From a purely biophysical perspective, the latter would appear to be the most viable choice. The RNA would require none of the energy required to form bonds; it would simply provide the static energy needed to facilitate protein-protein bonding. The process would be efficient and rapid.

Last week, the linchpin model received a significant boost. A British team of researchers unveiled the mechanism behind electrostatic packaging. Using Satellite Tobacco Necrosis Virus, one of the simplest viruses known due to its composition of only a single coat protein and an RNA genome, the authors elucidated exactly how the process occurs. Perhaps more importantly, they also learned how this function may be conserved among numerous viruses and could help to develop therapies for the future.

The first step was to identify any actual packaging signals in the genome. This was a straightforward process in which potential RNA binding sequences within the coat protein were identified and then tested for their ability to bind to artificially made sequences. Not surprisingly, several sequences were found, supported by different secondary stem-loop structures of viral RNA.

At this point, the authors attempted to identify how the coat protein forms the actual mature virus. As expected, the coat proteins interacted with the RNA signals – bur did not bind – enabling several proteins to come into close proximity. At this point, the proteins formed larger structures around the RNA. This second step also depended on the RNA as it helped to lower the electrostatic barrier between two individual proteins.

With these two steps in the mechanism understood, the team went on to look at whether there was synergy in the function of the signals. Although the elements did not interact with each other directly, they worked co-operatively to bring coat proteins together and to fit them in the same way as a puzzle. In the presence of lower electrostatic forces, the proteins would effectively self-assemble until the entire capsid was formed.

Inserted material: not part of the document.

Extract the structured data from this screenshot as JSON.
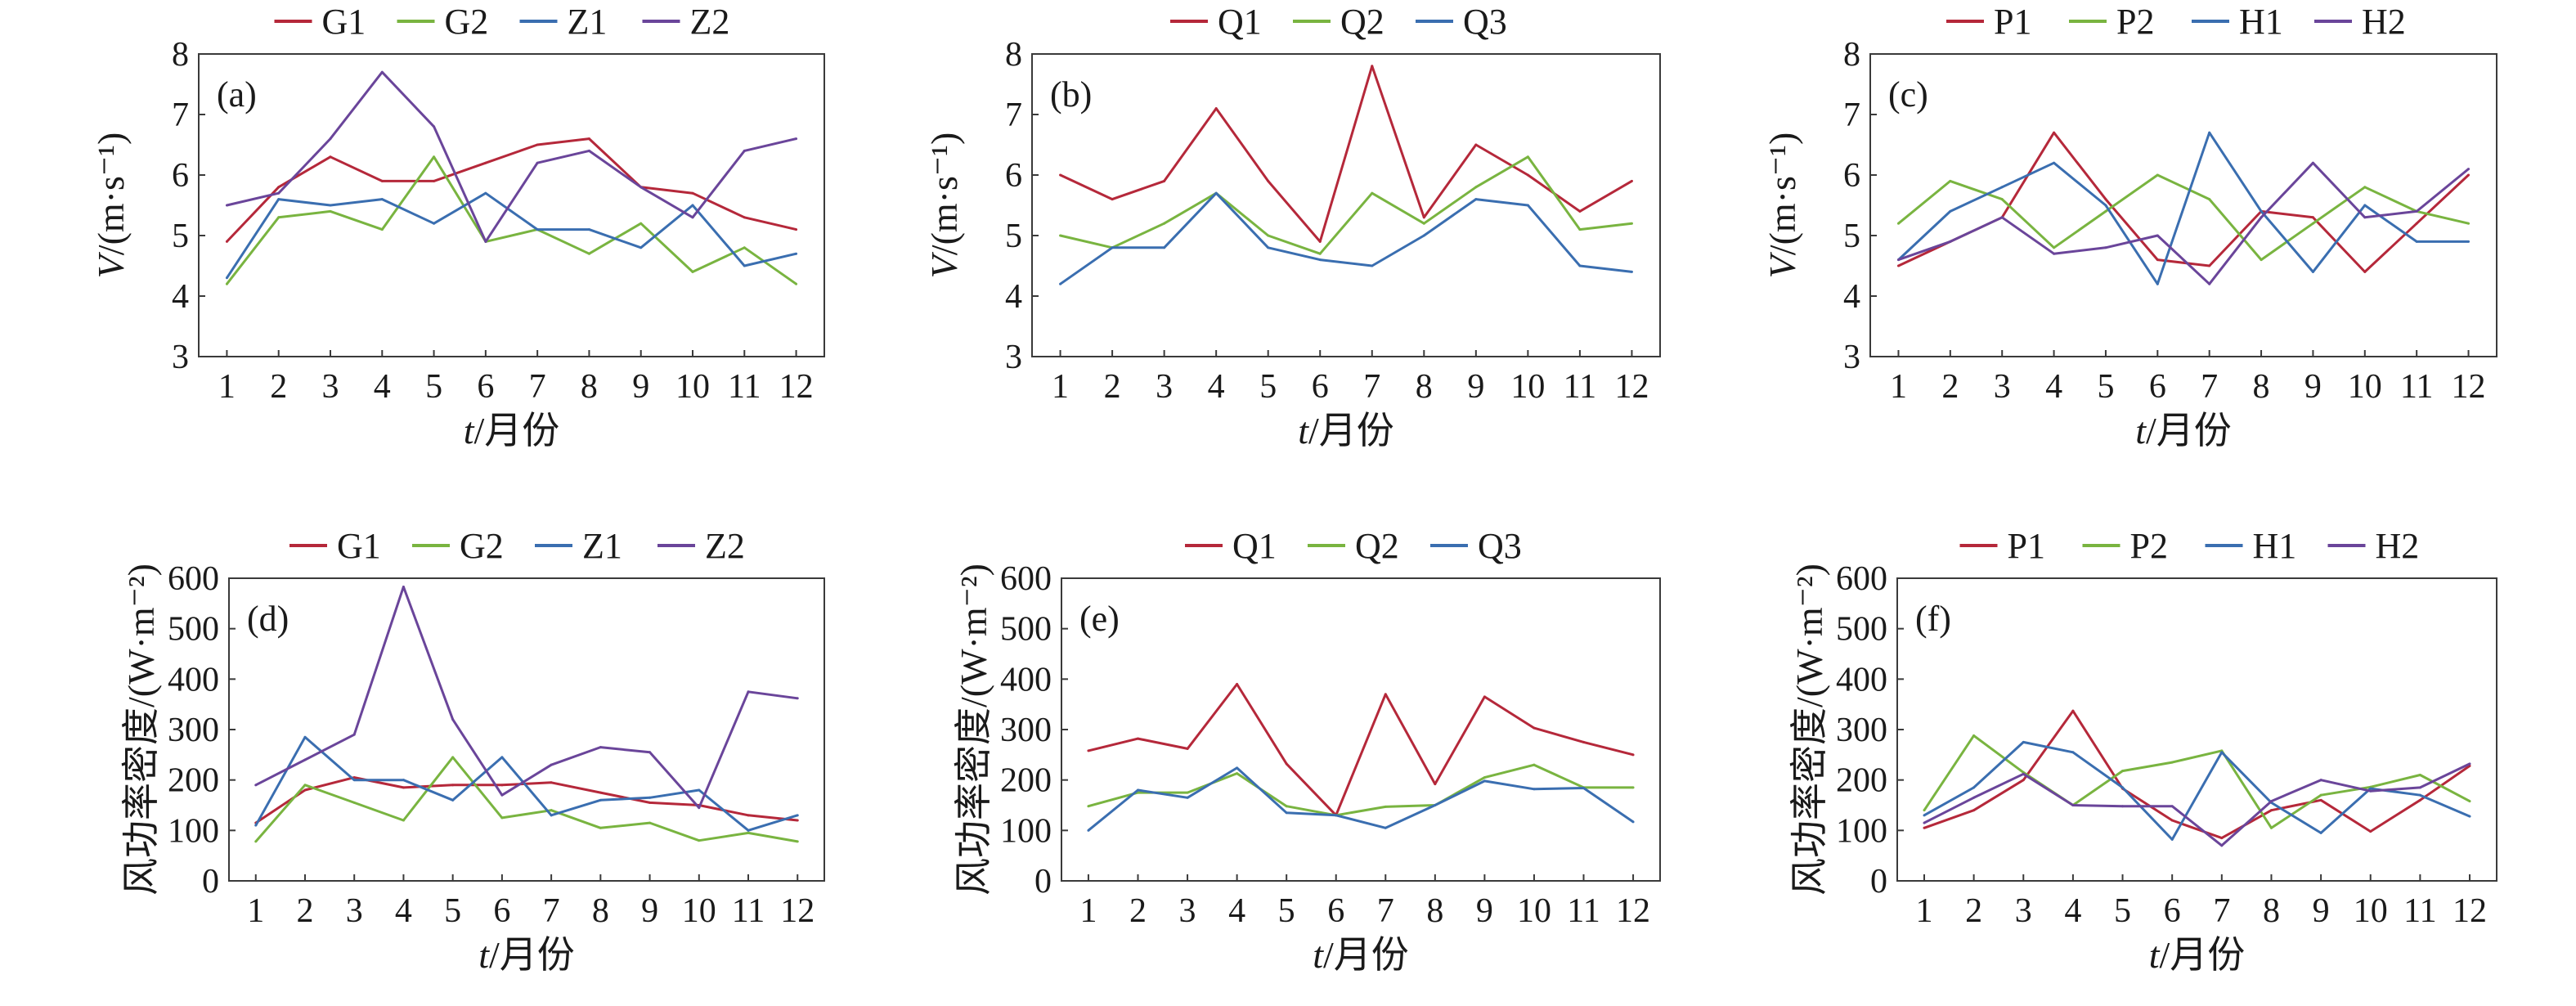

The final stage involved a closer examination of the nature of the coat protein sequence and whether it had similarities to other viruses. The answer came with the observation the signal-interaction region contained several arginine-rich motifs. These motifs are common among many RNA viruses as they aid in the interaction and binding of RNA.

The results suggest this simplistic virus may provide a blueprint for much more complex viral entities. By looking for these packaging signals, researchers may be able to find the linchpins for virus formation. This could not only help to identify new RNAi targets for specific pathogens but, if these are evolutionarily conserved regions, may offer a path towards broader spectrum treatments and possibly vaccines.